Spike Jonze may very well be an immense directorial talent, though we'll never know for sure until he steps out of the immense shadow of screenwriter Charlie Kaufman's hubris. Once again, Jonze is basically the executor of Kaufman's out-of-control will, coordinating the same soulless surface action that kept BEING JOHN MALKOVKICH going at a brisk clip. Here the stakes are noticeably higher, as Kaufman's own career becomes the focus of his restless scrutiny, but in the end he fails and the best he can do is add layers of irony to his lameness. Nicolas Cage plays Kaufman as he struggles with both a screen adaptation of Susan Orlean's book "The Orchid Thief" and with adapting to the conforming, constricting demands of Hollywood formula. Meryl Streep as Orlean and Chris Cooper as a rugged Florida orchid poacher, the subject of Orlean's real-life book, both give extraordinary performances whose versatility matches Kaufman's blueprint while greatly exceeding him in terms of their emotional investment in the material. Kaufman's shameless depiction of himself as a charmingly pathetic writer points out the terminal self-absorption that curtails his otherwise formidable imagination; like MALKOVICH and other Hollywood films about filmmaking, there's more postmodern posturing than genuine insight on display. While I can sympathize with Kaufman's self-expressed frustrations with the creativity-crushing demands of Hollywood, Kaufman's script points as many fingers at his own cowardice in engaging with any reality other than that in his own mind. In the end, this film is just another symptom of everything that's wrong with Hollywood, without providing any real hopes for a cure.

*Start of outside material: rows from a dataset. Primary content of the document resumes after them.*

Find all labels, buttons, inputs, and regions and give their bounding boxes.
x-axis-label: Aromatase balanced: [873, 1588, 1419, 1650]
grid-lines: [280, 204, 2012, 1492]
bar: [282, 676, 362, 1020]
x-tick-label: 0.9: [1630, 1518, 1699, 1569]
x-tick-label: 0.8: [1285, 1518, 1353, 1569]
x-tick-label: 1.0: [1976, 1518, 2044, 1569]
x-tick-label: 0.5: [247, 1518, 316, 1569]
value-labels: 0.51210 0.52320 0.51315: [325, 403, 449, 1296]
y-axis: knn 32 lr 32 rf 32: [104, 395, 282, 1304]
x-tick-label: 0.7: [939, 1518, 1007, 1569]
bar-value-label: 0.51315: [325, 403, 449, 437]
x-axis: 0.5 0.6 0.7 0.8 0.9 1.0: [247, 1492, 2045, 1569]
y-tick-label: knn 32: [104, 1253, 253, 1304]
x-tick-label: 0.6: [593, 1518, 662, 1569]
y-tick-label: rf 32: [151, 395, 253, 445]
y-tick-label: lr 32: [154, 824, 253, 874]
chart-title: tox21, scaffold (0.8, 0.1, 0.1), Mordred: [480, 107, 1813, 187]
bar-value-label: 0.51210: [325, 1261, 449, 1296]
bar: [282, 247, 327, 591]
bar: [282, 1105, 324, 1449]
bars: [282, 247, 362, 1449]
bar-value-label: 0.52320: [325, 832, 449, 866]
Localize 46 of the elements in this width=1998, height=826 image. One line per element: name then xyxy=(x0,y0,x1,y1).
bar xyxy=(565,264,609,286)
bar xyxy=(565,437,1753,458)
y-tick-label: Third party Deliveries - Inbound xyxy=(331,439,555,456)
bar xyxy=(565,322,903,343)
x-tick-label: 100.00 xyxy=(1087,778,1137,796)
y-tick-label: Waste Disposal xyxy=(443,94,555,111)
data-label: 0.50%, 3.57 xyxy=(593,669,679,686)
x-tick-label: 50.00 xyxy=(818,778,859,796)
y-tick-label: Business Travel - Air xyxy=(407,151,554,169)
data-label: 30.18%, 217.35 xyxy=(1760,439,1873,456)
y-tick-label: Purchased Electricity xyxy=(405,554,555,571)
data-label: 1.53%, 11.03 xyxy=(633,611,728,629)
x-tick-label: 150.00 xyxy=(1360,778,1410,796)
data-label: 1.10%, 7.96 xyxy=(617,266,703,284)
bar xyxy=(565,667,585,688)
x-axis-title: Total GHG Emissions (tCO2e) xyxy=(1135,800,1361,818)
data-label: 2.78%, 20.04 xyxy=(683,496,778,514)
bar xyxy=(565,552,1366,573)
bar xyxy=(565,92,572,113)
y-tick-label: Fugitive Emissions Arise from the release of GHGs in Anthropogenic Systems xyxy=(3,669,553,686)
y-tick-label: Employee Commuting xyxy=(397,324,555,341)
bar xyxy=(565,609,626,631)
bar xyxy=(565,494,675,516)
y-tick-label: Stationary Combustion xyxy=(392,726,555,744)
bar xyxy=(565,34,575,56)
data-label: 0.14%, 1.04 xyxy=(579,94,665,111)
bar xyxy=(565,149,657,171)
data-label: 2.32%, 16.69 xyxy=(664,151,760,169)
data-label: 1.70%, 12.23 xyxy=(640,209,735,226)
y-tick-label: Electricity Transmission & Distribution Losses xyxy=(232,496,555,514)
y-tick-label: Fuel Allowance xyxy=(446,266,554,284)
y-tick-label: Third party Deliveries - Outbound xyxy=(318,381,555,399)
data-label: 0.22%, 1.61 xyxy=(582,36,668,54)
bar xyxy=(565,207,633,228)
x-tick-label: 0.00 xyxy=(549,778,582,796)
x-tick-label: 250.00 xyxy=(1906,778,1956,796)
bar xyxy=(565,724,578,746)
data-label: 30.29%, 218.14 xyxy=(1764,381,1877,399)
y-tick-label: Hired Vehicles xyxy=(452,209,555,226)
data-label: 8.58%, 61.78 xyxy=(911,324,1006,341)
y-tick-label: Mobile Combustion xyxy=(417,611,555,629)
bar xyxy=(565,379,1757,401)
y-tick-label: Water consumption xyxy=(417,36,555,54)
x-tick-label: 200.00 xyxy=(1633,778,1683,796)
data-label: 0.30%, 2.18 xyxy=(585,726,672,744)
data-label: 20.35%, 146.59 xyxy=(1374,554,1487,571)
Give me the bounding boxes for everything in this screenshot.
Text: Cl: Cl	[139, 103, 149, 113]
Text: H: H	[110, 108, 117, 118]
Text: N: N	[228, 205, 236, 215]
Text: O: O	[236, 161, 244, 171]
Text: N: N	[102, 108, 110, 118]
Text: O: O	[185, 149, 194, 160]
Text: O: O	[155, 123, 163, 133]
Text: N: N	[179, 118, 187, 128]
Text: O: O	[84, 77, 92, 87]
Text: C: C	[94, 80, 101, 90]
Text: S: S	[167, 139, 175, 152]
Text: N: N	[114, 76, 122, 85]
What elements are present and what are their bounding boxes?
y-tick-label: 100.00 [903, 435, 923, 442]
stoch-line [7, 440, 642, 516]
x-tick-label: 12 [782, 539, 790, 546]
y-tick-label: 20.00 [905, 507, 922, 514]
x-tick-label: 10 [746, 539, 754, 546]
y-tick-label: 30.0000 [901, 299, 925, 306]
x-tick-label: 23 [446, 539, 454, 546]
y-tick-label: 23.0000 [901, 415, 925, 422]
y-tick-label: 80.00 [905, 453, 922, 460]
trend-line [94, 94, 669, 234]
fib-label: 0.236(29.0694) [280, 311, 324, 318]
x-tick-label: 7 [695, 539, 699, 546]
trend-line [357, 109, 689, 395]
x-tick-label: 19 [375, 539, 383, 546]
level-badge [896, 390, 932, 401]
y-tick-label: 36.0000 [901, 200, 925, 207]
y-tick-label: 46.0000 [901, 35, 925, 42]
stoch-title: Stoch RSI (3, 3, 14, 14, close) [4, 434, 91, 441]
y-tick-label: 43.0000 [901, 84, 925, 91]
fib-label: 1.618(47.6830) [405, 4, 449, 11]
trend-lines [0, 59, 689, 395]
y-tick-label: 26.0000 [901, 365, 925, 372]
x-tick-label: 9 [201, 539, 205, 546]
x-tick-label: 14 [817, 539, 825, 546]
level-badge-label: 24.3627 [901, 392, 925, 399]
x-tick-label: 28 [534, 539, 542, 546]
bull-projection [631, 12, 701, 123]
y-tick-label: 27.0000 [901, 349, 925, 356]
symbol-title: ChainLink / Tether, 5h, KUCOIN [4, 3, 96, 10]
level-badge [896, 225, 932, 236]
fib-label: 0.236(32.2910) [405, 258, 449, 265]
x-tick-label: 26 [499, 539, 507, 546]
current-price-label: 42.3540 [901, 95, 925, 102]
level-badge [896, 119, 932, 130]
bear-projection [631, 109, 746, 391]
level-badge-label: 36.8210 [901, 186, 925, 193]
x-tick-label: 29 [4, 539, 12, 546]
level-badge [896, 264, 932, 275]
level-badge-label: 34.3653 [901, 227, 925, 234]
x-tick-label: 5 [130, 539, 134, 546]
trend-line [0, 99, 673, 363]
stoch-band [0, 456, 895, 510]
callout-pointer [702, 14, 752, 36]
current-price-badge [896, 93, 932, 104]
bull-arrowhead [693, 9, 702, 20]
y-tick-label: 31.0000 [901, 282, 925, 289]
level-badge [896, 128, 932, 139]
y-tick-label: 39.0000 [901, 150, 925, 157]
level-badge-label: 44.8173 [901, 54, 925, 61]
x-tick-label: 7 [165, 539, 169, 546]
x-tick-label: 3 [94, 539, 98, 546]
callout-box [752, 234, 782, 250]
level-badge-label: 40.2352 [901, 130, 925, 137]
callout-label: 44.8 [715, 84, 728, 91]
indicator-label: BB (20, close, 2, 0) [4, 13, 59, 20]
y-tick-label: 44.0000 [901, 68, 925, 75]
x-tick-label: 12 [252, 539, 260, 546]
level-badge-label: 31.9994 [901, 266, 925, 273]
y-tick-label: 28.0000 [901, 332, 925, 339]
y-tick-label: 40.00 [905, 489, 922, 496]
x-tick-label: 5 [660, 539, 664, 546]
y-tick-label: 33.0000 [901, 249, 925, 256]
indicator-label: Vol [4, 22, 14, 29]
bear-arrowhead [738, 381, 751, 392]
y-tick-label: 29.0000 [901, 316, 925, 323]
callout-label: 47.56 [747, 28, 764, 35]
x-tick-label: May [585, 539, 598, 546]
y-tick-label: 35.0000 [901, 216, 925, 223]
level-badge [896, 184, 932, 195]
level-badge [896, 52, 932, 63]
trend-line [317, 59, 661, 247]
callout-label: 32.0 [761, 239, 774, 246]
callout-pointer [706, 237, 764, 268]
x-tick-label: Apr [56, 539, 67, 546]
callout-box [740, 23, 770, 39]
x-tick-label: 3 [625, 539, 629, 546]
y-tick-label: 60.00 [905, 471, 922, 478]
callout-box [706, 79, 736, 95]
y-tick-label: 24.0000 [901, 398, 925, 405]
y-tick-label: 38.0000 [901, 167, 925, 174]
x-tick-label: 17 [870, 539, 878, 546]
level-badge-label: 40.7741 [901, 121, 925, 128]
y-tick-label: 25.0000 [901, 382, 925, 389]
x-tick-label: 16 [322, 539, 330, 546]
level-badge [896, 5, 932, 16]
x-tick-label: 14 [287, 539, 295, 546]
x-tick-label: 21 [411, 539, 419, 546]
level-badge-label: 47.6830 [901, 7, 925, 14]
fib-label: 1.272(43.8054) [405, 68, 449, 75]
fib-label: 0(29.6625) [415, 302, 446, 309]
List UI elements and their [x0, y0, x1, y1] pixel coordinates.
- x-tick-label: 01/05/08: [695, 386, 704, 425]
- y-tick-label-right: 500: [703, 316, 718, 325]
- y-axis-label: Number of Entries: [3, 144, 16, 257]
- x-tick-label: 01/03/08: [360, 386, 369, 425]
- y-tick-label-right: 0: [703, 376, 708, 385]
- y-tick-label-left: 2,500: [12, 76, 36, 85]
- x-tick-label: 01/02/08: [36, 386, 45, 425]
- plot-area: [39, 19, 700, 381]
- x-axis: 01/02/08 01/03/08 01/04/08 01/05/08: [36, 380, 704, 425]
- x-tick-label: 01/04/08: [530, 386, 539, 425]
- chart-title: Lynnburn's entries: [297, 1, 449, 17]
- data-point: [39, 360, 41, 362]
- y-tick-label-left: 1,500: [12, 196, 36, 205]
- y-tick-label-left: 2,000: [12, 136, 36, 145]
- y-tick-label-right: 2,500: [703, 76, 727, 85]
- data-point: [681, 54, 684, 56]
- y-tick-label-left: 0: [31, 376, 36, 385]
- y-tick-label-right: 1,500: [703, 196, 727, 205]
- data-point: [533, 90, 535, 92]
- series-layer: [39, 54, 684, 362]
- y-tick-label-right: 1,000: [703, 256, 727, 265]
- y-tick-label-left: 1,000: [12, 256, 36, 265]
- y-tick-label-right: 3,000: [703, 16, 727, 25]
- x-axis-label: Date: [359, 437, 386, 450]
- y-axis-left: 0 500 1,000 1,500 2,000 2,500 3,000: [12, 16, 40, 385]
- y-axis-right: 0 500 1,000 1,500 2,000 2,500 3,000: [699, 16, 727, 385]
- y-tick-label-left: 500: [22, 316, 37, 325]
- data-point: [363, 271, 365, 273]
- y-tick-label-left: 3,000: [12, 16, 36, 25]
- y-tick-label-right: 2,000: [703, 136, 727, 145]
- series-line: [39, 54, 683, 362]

bkamberger films about childhood recommendation of the week

Billy Liar (1963, John Schlesinger)

http://us.imdb.com/Title?0056868

The Angry Young Brit genre added a bit of whimsy to its restless desperation with this tale of a charming working-class lad (Tom Courtenay) prone to Walter Mitty-esque fantasies while bumping around like a pinball between his nagging parents, condescending co-workers and a couple of hag girlfriends with frumpy hair. It's co-opting of New Wave techniques is more cute than clever (the empty flash only got worse through John Schlesinger's career), the film's ostensible social agenda is most stirring when it casually shows scenes of buildings being demolished: a Britain vanishing before our eyes. The film is frustratingly non-committal in the face of such socially searing visuals; but that same attitude is probably what made it a safe popular success in its day.